Eric Adams Outran Prominent Progressives In Their Own Congressional Districts
Despite running a blue-collar campaign that focused on fighting crime, restoring public safety and improving — not defunding — the police, Eric Adams outran multiple high-profile progressives in their congressional districts.
Adams, the Brooklyn Borough president and a former NYPD officer and state senator, won the Democratic nomination to be the city’s next mayor Tuesday after former City Sanitation Commissioner Kathryn Garcia conceded. Though Adams only won by one point after the ranked choice voting process concluded, he ran up the count in working class neighborhoods and neighborhoods of color across the Bronx, Queens, Staten Island and Brooklyn.
“This wasn’t simply a campaign, it was a five-borough movement of working-class New Yorkers coming together for a safer, stronger, healthier City,” Adams said Tuesday. “And our strength and message is why we won.”
Adams was ranked first on 45% of ballots in the Bronx, giving him a nearly 29 point lead over the rest of the field.

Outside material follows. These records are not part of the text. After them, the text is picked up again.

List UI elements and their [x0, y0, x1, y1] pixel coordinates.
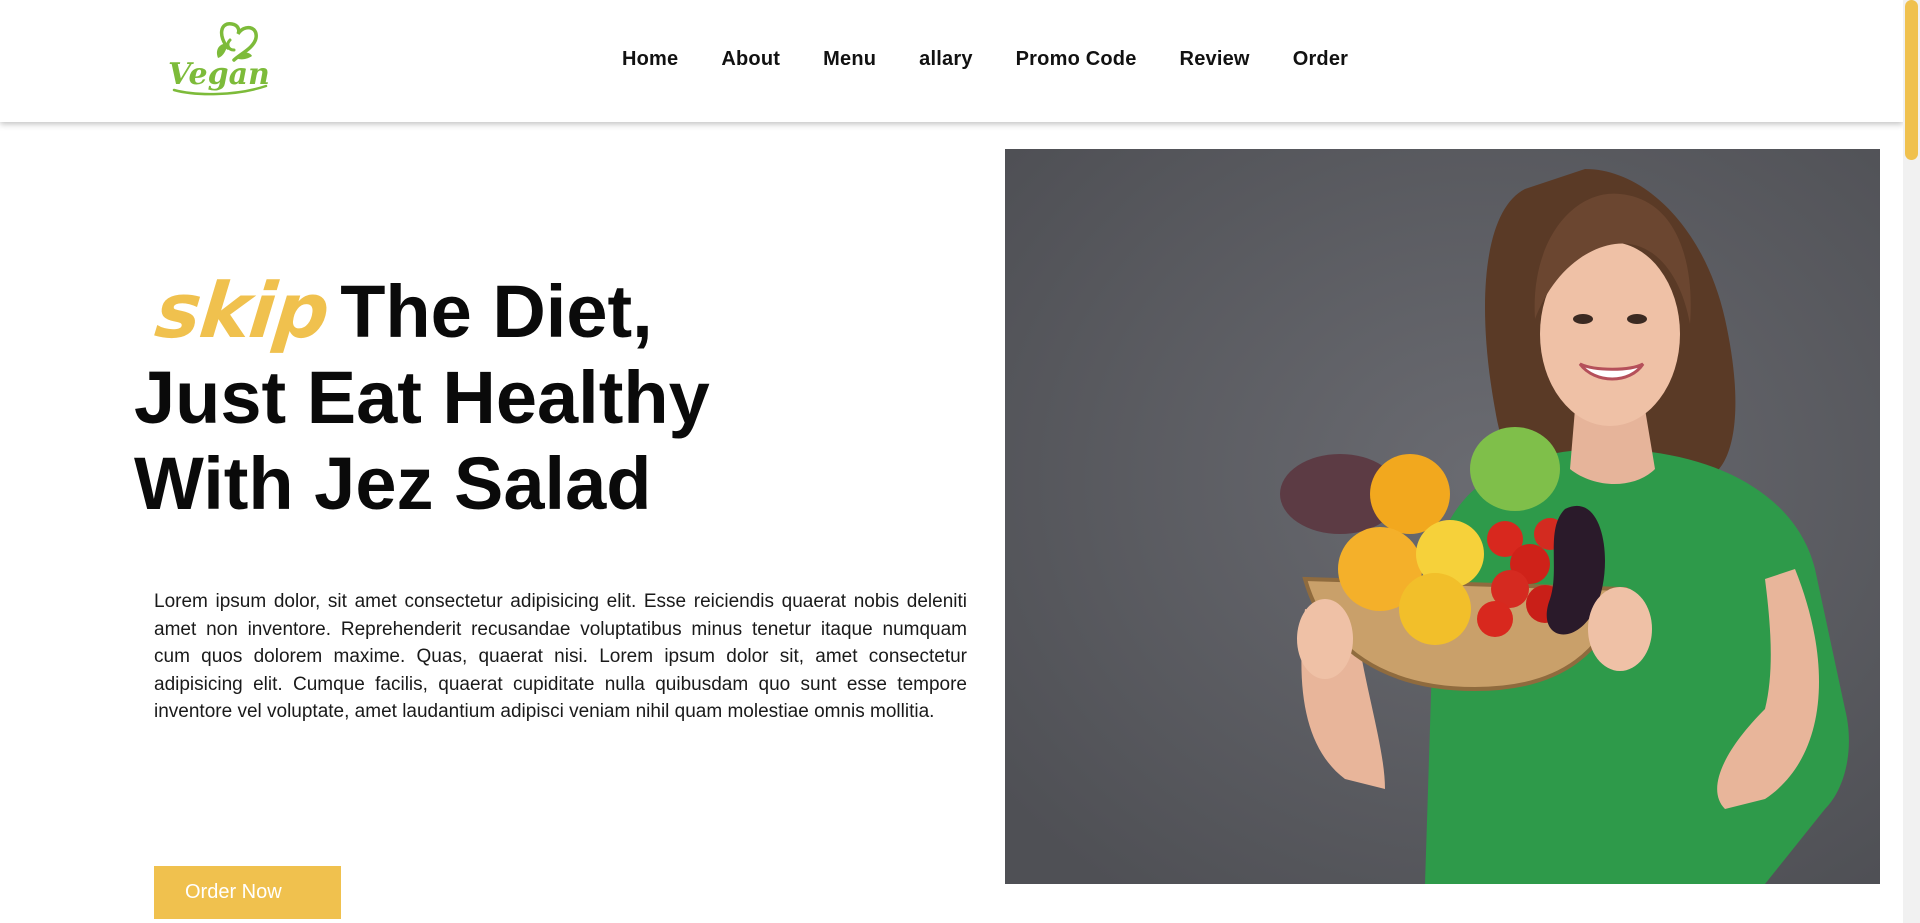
- hero-heading-line-1: skipThe Diet,: [134, 266, 854, 355]
- vegan-logo-icon: Vegan: [168, 22, 270, 96]
- vegan-logo[interactable]: Vegan: [166, 18, 272, 100]
- nav-review[interactable]: Review: [1180, 44, 1250, 74]
- order-now-button[interactable]: Order Now: [154, 866, 341, 919]
- hero-heading: skipThe Diet, Just Eat Healthy With Jez …: [134, 266, 854, 527]
- scrollbar-thumb[interactable]: [1905, 0, 1918, 160]
- nav-promo-code[interactable]: Promo Code: [1016, 44, 1137, 74]
- main-nav: Home About Menu allary Promo Code Review…: [622, 44, 1391, 74]
- woman-with-vegetables-illustration: [1005, 149, 1880, 884]
- site-header: Vegan Home About Menu allary Promo Code …: [0, 0, 1903, 122]
- hero-heading-line-1-text: The Diet,: [340, 270, 653, 353]
- nav-gallery[interactable]: allary: [919, 44, 972, 74]
- hero-heading-line-3: With Jez Salad: [134, 442, 652, 525]
- page-scrollbar[interactable]: [1903, 0, 1920, 923]
- nav-order[interactable]: Order: [1293, 44, 1348, 74]
- hero-accent-word: skip: [151, 266, 333, 355]
- hero-heading-line-2: Just Eat Healthy: [134, 356, 710, 439]
- vegan-logo-wordmark: Vegan: [168, 57, 270, 92]
- hero-image: [1005, 149, 1880, 884]
- nav-about[interactable]: About: [721, 44, 780, 74]
- nav-menu[interactable]: Menu: [823, 44, 876, 74]
- hero-description: Lorem ipsum dolor, sit amet consectetur …: [154, 591, 967, 722]
- nav-home[interactable]: Home: [622, 44, 678, 74]
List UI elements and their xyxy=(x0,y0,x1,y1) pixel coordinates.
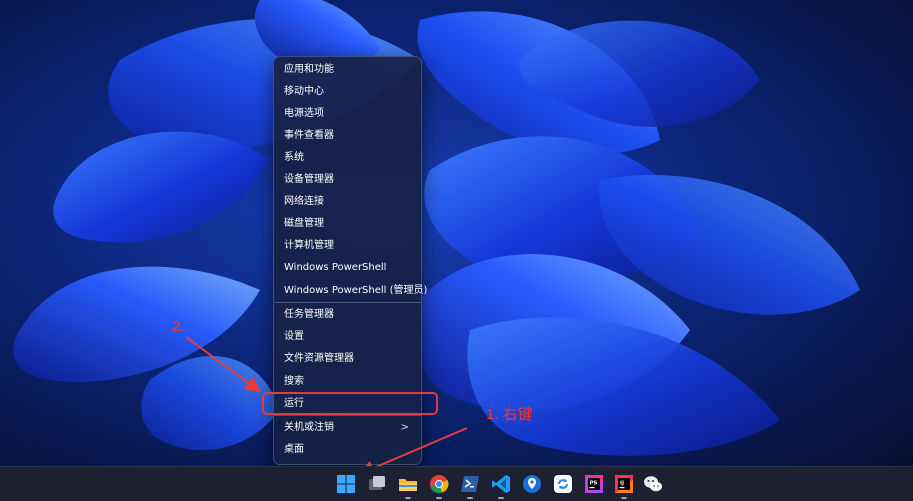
running-indicator xyxy=(467,497,473,499)
file-explorer-button[interactable] xyxy=(396,472,420,499)
menu-item-task-manager[interactable]: 任务管理器 xyxy=(274,304,421,326)
svg-text:PS: PS xyxy=(590,481,598,487)
menu-item-settings[interactable]: 设置 xyxy=(274,326,421,348)
wechat-button[interactable] xyxy=(641,472,665,496)
maps-button[interactable] xyxy=(520,472,544,496)
start-button[interactable] xyxy=(334,472,358,496)
menu-item-powershell[interactable]: Windows PowerShell xyxy=(274,257,421,279)
map-pin-icon xyxy=(523,475,541,493)
menu-item-disk-management[interactable]: 磁盘管理 xyxy=(274,213,421,235)
folder-icon xyxy=(399,479,417,491)
annotation-step-1: 1. 右键 xyxy=(486,406,533,423)
menu-item-event-viewer[interactable]: 事件查看器 xyxy=(274,125,421,147)
menu-item-power-options[interactable]: 电源选项 xyxy=(274,103,421,125)
phpstorm-button[interactable]: PS xyxy=(582,472,606,496)
task-view-icon xyxy=(369,476,385,490)
chevron-right-icon: > xyxy=(400,422,409,433)
vscode-icon xyxy=(492,475,510,493)
sync-app-button[interactable] xyxy=(551,472,575,496)
menu-item-computer-mgmt[interactable]: 计算机管理 xyxy=(274,235,421,257)
menu-item-system[interactable]: 系统 xyxy=(274,147,421,169)
menu-separator xyxy=(274,415,421,416)
svg-text:IJ: IJ xyxy=(620,481,624,487)
menu-item-device-manager[interactable]: 设备管理器 xyxy=(274,169,421,191)
menu-item-desktop[interactable]: 桌面 xyxy=(274,439,421,461)
powershell-icon xyxy=(461,476,479,492)
task-view-button[interactable] xyxy=(365,472,389,496)
chrome-button[interactable] xyxy=(427,472,451,499)
chrome-icon xyxy=(430,475,449,494)
running-indicator xyxy=(405,497,411,499)
windows-logo-icon xyxy=(337,475,355,493)
phpstorm-icon: PS xyxy=(585,475,603,493)
menu-item-network[interactable]: 网络连接 xyxy=(274,191,421,213)
menu-item-file-explorer[interactable]: 文件资源管理器 xyxy=(274,348,421,370)
powershell-button[interactable] xyxy=(458,472,482,499)
vscode-button[interactable] xyxy=(489,472,513,499)
menu-separator xyxy=(274,302,421,303)
running-indicator xyxy=(436,497,442,499)
intellij-icon: IJ xyxy=(615,475,633,493)
sync-icon xyxy=(554,475,572,493)
menu-item-mobility-center[interactable]: 移动中心 xyxy=(274,81,421,103)
running-indicator xyxy=(498,497,504,499)
menu-item-search[interactable]: 搜索 xyxy=(274,371,421,393)
taskbar: PS IJ xyxy=(0,466,913,501)
running-indicator xyxy=(621,497,627,499)
annotation-step-2: 2. xyxy=(172,318,185,335)
run-highlight-box xyxy=(262,392,438,415)
intellij-button[interactable]: IJ xyxy=(612,472,636,499)
menu-item-shutdown[interactable]: 关机或注销 > xyxy=(274,417,421,439)
wechat-icon xyxy=(644,476,662,492)
menu-item-shutdown-label: 关机或注销 xyxy=(284,422,334,433)
menu-item-powershell-admin[interactable]: Windows PowerShell (管理员) xyxy=(274,280,427,302)
menu-item-apps-features[interactable]: 应用和功能 xyxy=(274,59,421,81)
desktop-wallpaper xyxy=(0,0,913,466)
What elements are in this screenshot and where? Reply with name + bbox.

He led the field by over 14 points in Queens, and by approximately 10 points in Brooklyn and Staten Island.
Manhattan, the wealthiest of New York City’s five boroughs, was the only one that Adams did not win. (RELATED: Voters Head To The Polls In Most Consequential NYC Mayoral Race In A Generation)
Adams’ victories were striking compared to several prominent progressives. In 2018, Democratic Rep. Alexandria Ocasio-Cortez won by just 7% among Bronx voters in her primary, while two years later Democratic Rep. Jamaal Bowman beat Eliot Engel by 25% among the same group.
But while both Ocasio-Cortez and Bowman support defunding the police and Medicare-for-All, Adams adamantly supports the NYPD and centered his campaign around restoring public trust and enabling it to effectively and responsibly protect New York City residents.
And while Maya Wiley, the leading progressive mayoral candidate, was endorsed by Ocasio-Cortez, Bowman and other high-profile progressives, Adams was endorsed largely by moderates and labor unions. (RELATED: Updated Vote Counts Give Adams A Narrow Lead After Election Board’s Debacle)
“What Eric Adams has said quite well is that we need to listen to communities that are concerned about public safety, even as we fight for critical reforms in policing and racial justice more broadly in our society,” Rep. Sean Patrick Maloney, who chairs the Democratic Congressional Campaign Committee tasked with protecting the House majority, told The New York Times.
Adams is now poised to become New York City’s next mayor in November, and is an overwhelming favorite to beat Republican nominee Curtis Sliwa.